According to Wikipedia, an SLA is:
“A service-level agreement is a negotiated agreement between two parties, where one is the customer and the other is the service provider. This can be a legally binding formal or an informal “contract” (for example, internal department relationships).“.
SLAs is a hot item in IT, and is given much weight in the organizational framework called ITIL.
Almost all IT directors I talk to rely heavily on SLAs or blame the lack of proper SLAs for lack of success.
But seriously, do you have an SLA with Google? With Facebook, Twitter or the scores of Internet services that you use personally? No – and if you are unhappy, you simply find another solution or service provider.
An IT service provider would be wise to simply scrap the SLA or any contract that seeks to bind the customer. Instead, let the customer be free to choose and move to another vendor if they feel like it. In that way, the service provider will have to be constantly performing better than the competition. And that is the best solution to keep the customers.

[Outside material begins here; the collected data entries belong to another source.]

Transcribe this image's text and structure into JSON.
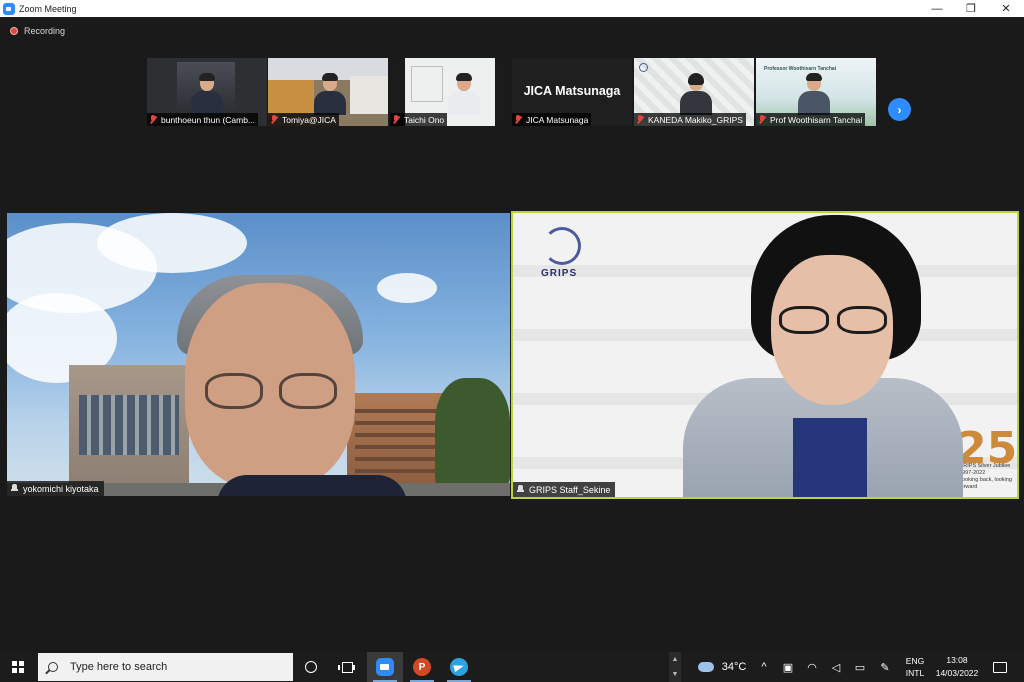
{
  "window": {
    "title": "Zoom Meeting",
    "controls": {
      "minimize": "—",
      "restore": "❐",
      "close": "✕"
    }
  },
  "meeting": {
    "recording_label": "Recording",
    "thumbnails": [
      {
        "name": "bunthoeun thun (Camb..."
      },
      {
        "name": "Tomiya@JICA"
      },
      {
        "name": "Taichi Ono"
      },
      {
        "name": "JICA Matsunaga",
        "display_text": "JICA Matsunaga"
      },
      {
        "name": "KANEDA Makiko_GRIPS"
      },
      {
        "name": "Prof Woothisarn Tanchai",
        "caption": "Professor Woothisarn Tanchai"
      }
    ],
    "next_button": "›",
    "videos": [
      {
        "name": "yokomichi kiyotaka"
      },
      {
        "name": "GRIPS Staff_Sekine",
        "logo_text": "GRIPS",
        "jubilee_number": "25",
        "jubilee_caption": [
          "GRIPS Silver Jubilee",
          "1997-2022",
          "Looking back, looking forward"
        ]
      }
    ],
    "colors": {
      "accent": "#2d8cff",
      "active_speaker_border": "#b8d53a",
      "muted_mic": "#e0483e"
    }
  },
  "taskbar": {
    "search_placeholder": "Type here to search",
    "ppt_letter": "P",
    "weather": {
      "temperature": "34°C"
    },
    "tray": {
      "chevron": "^",
      "lang_line1": "ENG",
      "lang_line2": "INTL"
    },
    "clock": {
      "time": "13:08",
      "date": "14/03/2022"
    },
    "scroll": {
      "up": "▲",
      "down": "▼"
    }
  }
}
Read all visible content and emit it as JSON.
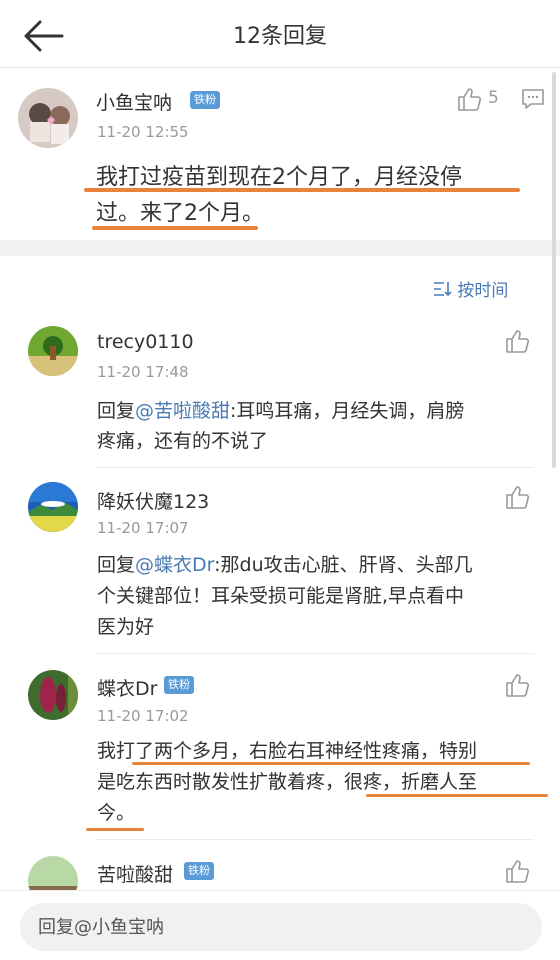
{
  "header": {
    "title": "12条回复"
  },
  "root_comment": {
    "username": "小鱼宝呐",
    "badge": "铁粉",
    "time": "11-20 12:55",
    "like_count": "5",
    "content_line1": "我打过疫苗到现在2个月了，月经没停",
    "content_line2": "过。来了2个月。"
  },
  "sort_label": "按时间",
  "replies": [
    {
      "username": "trecy0110",
      "time": "11-20 17:48",
      "reply_prefix": "回复",
      "mention": "@苦啦酸甜",
      "line1_rest": ":耳鸣耳痛，月经失调，肩膀",
      "line2": "疼痛，还有的不说了"
    },
    {
      "username": "降妖伏魔123",
      "time": "11-20 17:07",
      "reply_prefix": "回复",
      "mention": "@蝶衣Dr",
      "line1_rest": ":那du攻击心脏、肝肾、头部几",
      "line2": "个关键部位！耳朵受损可能是肾脏,早点看中",
      "line3": "医为好"
    },
    {
      "username": "蝶衣Dr",
      "badge": "铁粉",
      "time": "11-20 17:02",
      "line1": "我打了两个多月，右脸右耳神经性疼痛，特别",
      "line2": "是吃东西时散发性扩散着疼，很疼，折磨人至",
      "line3": "今。"
    },
    {
      "username": "苦啦酸甜",
      "badge": "铁粉"
    }
  ],
  "footer": {
    "reply_placeholder": "回复@小鱼宝呐"
  },
  "colors": {
    "link": "#4a7ab5",
    "badge": "#5b9bd5",
    "highlight_underline": "#e8843a"
  }
}
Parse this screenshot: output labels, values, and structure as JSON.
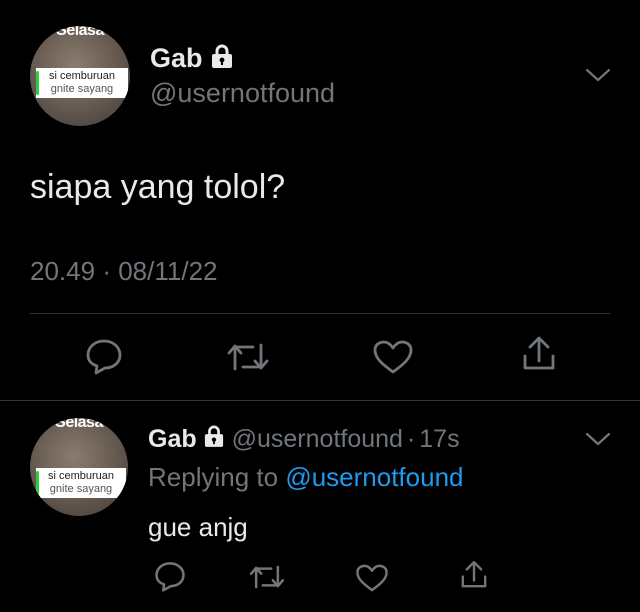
{
  "main_tweet": {
    "avatar": {
      "top_text": "Selasa",
      "bubble_line1": "si cemburuan",
      "bubble_line2": "gnite sayang"
    },
    "display_name": "Gab",
    "handle": "@usernotfound",
    "text": "siapa yang tolol?",
    "time": "20.49",
    "separator": "·",
    "date": "08/11/22"
  },
  "reply_tweet": {
    "avatar": {
      "top_text": "Selasa",
      "bubble_line1": "si cemburuan",
      "bubble_line2": "gnite sayang"
    },
    "display_name": "Gab",
    "handle": "@usernotfound",
    "separator": "·",
    "age": "17s",
    "replying_prefix": "Replying to",
    "replying_handle": "@usernotfound",
    "text": "gue anjg"
  },
  "colors": {
    "background": "#000000",
    "text_primary": "#e7e9ea",
    "text_secondary": "#71767b",
    "link": "#1d9bf0",
    "divider": "#2f3336"
  },
  "icons": [
    "lock-icon",
    "chevron-down-icon",
    "reply-icon",
    "retweet-icon",
    "like-icon",
    "share-icon"
  ]
}
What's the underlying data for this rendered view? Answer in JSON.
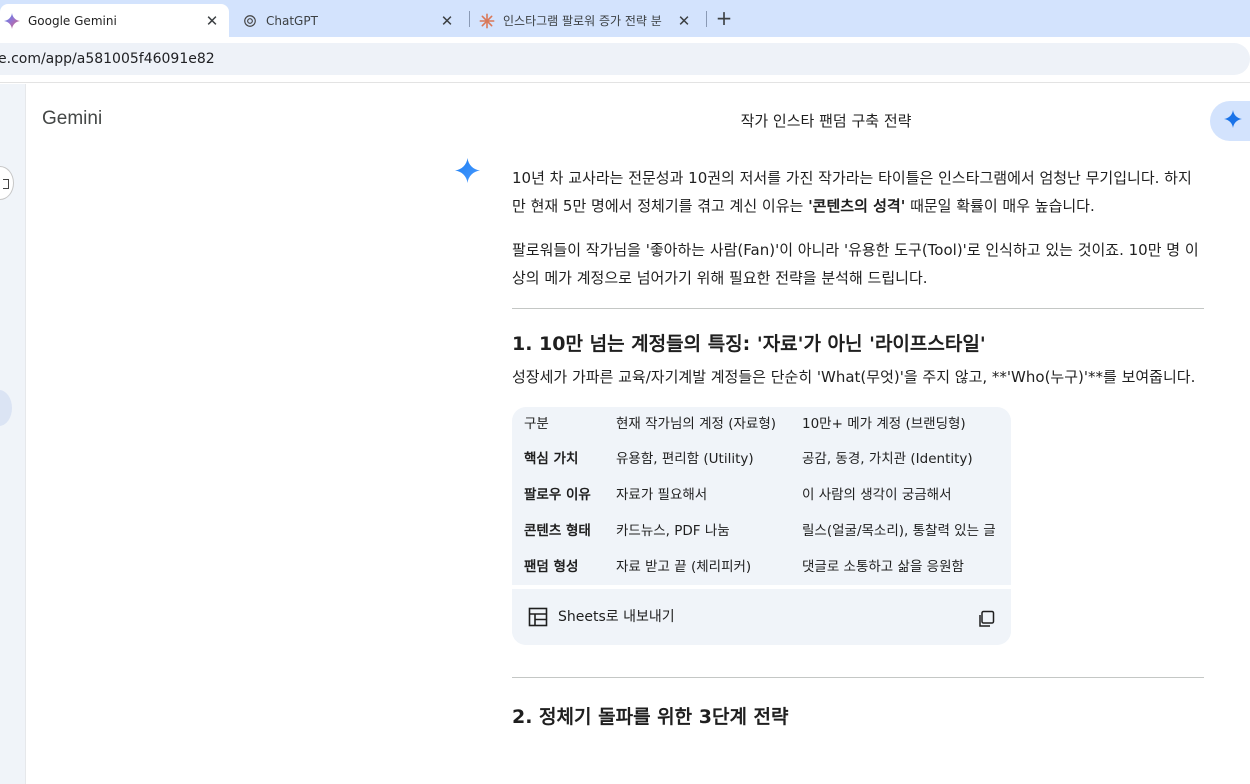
{
  "browser": {
    "tabs": [
      {
        "title": "Google Gemini",
        "active": true,
        "icon": "gemini-icon"
      },
      {
        "title": "ChatGPT",
        "active": false,
        "icon": "chatgpt-icon"
      },
      {
        "title": "인스타그램 팔로워 증가 전략 분",
        "active": false,
        "icon": "claude-icon"
      }
    ],
    "close_glyph": "✕",
    "new_tab_glyph": "+",
    "url": "e.com/app/a581005f46091e82"
  },
  "app": {
    "brand": "Gemini",
    "conversation_title": "작가 인스타 팬덤 구축 전략"
  },
  "response": {
    "intro": {
      "p1_before": "10년 차 교사라는 전문성과 10권의 저서를 가진 작가라는 타이틀은 인스타그램에서 엄청난 무기입니다. 하지만 현재 5만 명에서 정체기를 겪고 계신 이유는 ",
      "p1_bold": "'콘텐츠의 성격'",
      "p1_after": " 때문일 확률이 매우 높습니다.",
      "p2": "팔로워들이 작가님을 '좋아하는 사람(Fan)'이 아니라 '유용한 도구(Tool)'로 인식하고 있는 것이죠. 10만 명 이상의 메가 계정으로 넘어가기 위해 필요한 전략을 분석해 드립니다."
    },
    "section1": {
      "heading": "1. 10만 넘는 계정들의 특징: '자료'가 아닌 '라이프스타일'",
      "body": "성장세가 가파른 교육/자기계발 계정들은 단순히 'What(무엇)'을 주지 않고, **'Who(누구)'**를 보여줍니다."
    },
    "table": {
      "headers": [
        "구분",
        "현재 작가님의 계정 (자료형)",
        "10만+ 메가 계정 (브랜딩형)"
      ],
      "rows": [
        [
          "핵심 가치",
          "유용함, 편리함 (Utility)",
          "공감, 동경, 가치관 (Identity)"
        ],
        [
          "팔로우 이유",
          "자료가 필요해서",
          "이 사람의 생각이 궁금해서"
        ],
        [
          "콘텐츠 형태",
          "카드뉴스, PDF 나눔",
          "릴스(얼굴/목소리), 통찰력 있는 글"
        ],
        [
          "팬덤 형성",
          "자료 받고 끝 (체리피커)",
          "댓글로 소통하고 삶을 응원함"
        ]
      ],
      "export_label": "Sheets로 내보내기"
    },
    "section2": {
      "heading": "2. 정체기 돌파를 위한 3단계 전략"
    }
  },
  "colors": {
    "tabstrip": "#d3e3fd",
    "gemini_blue": "#4285f4",
    "claude_orange": "#d97757"
  }
}
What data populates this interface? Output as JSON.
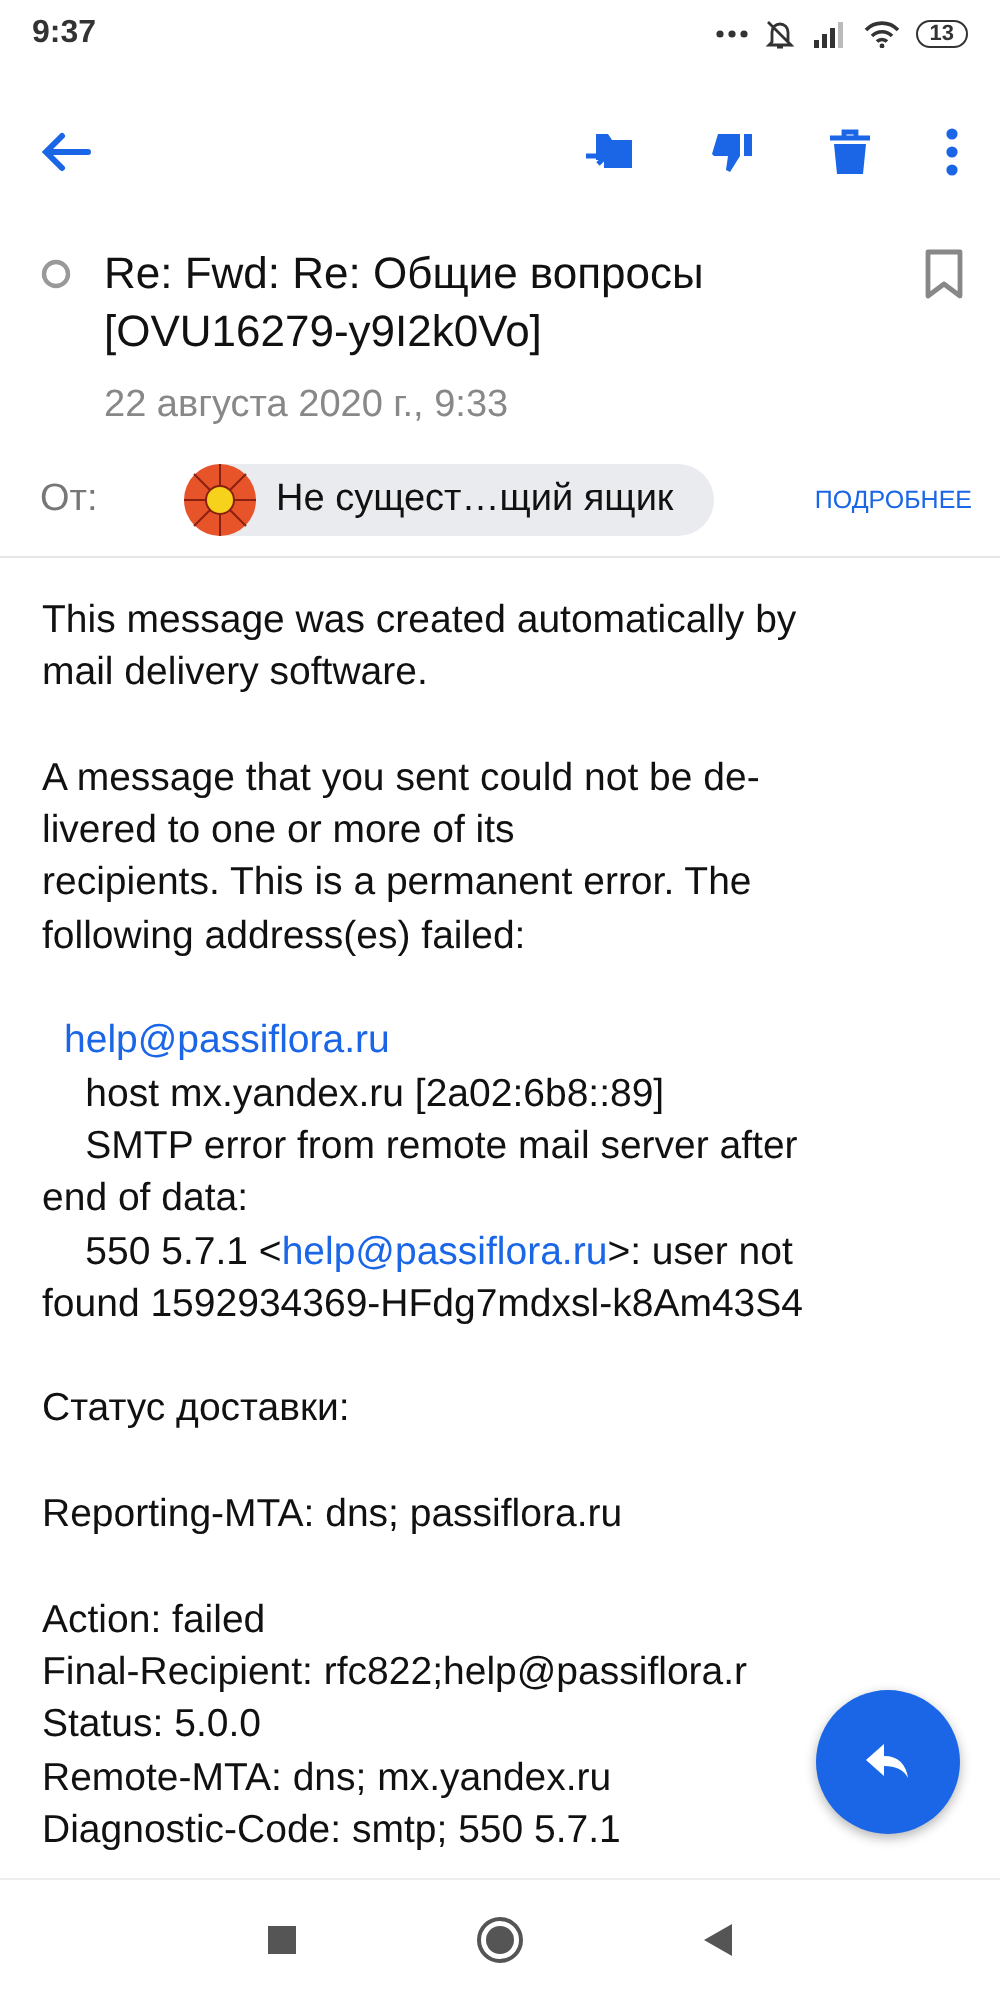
{
  "status_bar": {
    "time": "9:37",
    "battery": "13"
  },
  "message": {
    "subject": "Re: Fwd: Re: Общие вопросы [OVU16279-y9I2k0Vo]",
    "unread": false,
    "bookmarked": false,
    "date": "22 августа 2020 г., 9:33",
    "from_label": "От:",
    "sender": "Не сущест…щий ящик",
    "details_link": "ПОДРОБНЕЕ"
  },
  "body": [
    {
      "lines": [
        [
          {
            "kind": "text",
            "text": "This message was created automatically by"
          }
        ],
        [
          {
            "kind": "text",
            "text": "mail delivery software."
          }
        ]
      ]
    },
    {
      "lines": [
        [
          {
            "kind": "text",
            "text": "A message that you sent could not be de-"
          }
        ],
        [
          {
            "kind": "text",
            "text": "livered to one or more of its"
          }
        ],
        [
          {
            "kind": "text",
            "text": "recipients. This is a permanent error. The"
          }
        ],
        [
          {
            "kind": "text",
            "text": "following address(es) failed:"
          }
        ]
      ]
    },
    {
      "lines": [
        [
          {
            "kind": "link",
            "text": "help@passiflora.ru"
          }
        ],
        [
          {
            "kind": "text",
            "text": "    host mx.yandex.ru [2a02:6b8::89]"
          }
        ],
        [
          {
            "kind": "text",
            "text": "    SMTP error from remote mail server after"
          }
        ],
        [
          {
            "kind": "text",
            "text": "end of data:"
          }
        ],
        [
          {
            "kind": "text",
            "text": "    550 5.7.1 <"
          },
          {
            "kind": "link",
            "text": "help@passiflora.ru"
          },
          {
            "kind": "text",
            "text": ">: user not"
          }
        ],
        [
          {
            "kind": "text",
            "text": "found 1592934369-HFdg7mdxsl-k8Am43S4"
          }
        ]
      ]
    },
    {
      "lines": [
        [
          {
            "kind": "text",
            "text": "Статус доставки:"
          }
        ]
      ]
    },
    {
      "lines": [
        [
          {
            "kind": "text",
            "text": "Reporting-MTA: dns; passiflora.ru"
          }
        ]
      ]
    },
    {
      "lines": [
        [
          {
            "kind": "text",
            "text": "Action: failed"
          }
        ],
        [
          {
            "kind": "text",
            "text": "Final-Recipient: rfc822;help@passiflora.r"
          }
        ],
        [
          {
            "kind": "text",
            "text": "Status: 5.0.0"
          }
        ],
        [
          {
            "kind": "text",
            "text": "Remote-MTA: dns; mx.yandex.ru"
          }
        ],
        [
          {
            "kind": "text",
            "text": "Diagnostic-Code: smtp; 550 5.7.1"
          }
        ]
      ]
    }
  ]
}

Instead of locking the customer with contracts, service the customer like no one else.
No contracts, no lock-in and you have no choice but to become and be the best.
Without even intellectual property protection, you would have to rely on pure and excellent service to retain your customers.
Customer lock-in mechanisms makes for laziness, dwindling creativity and thus ironically opens the door to better service providers.
SLAs are only warranted where the customer are not free to choose another provider, such as when the business strategy dictates the business units to only use the internal IT department.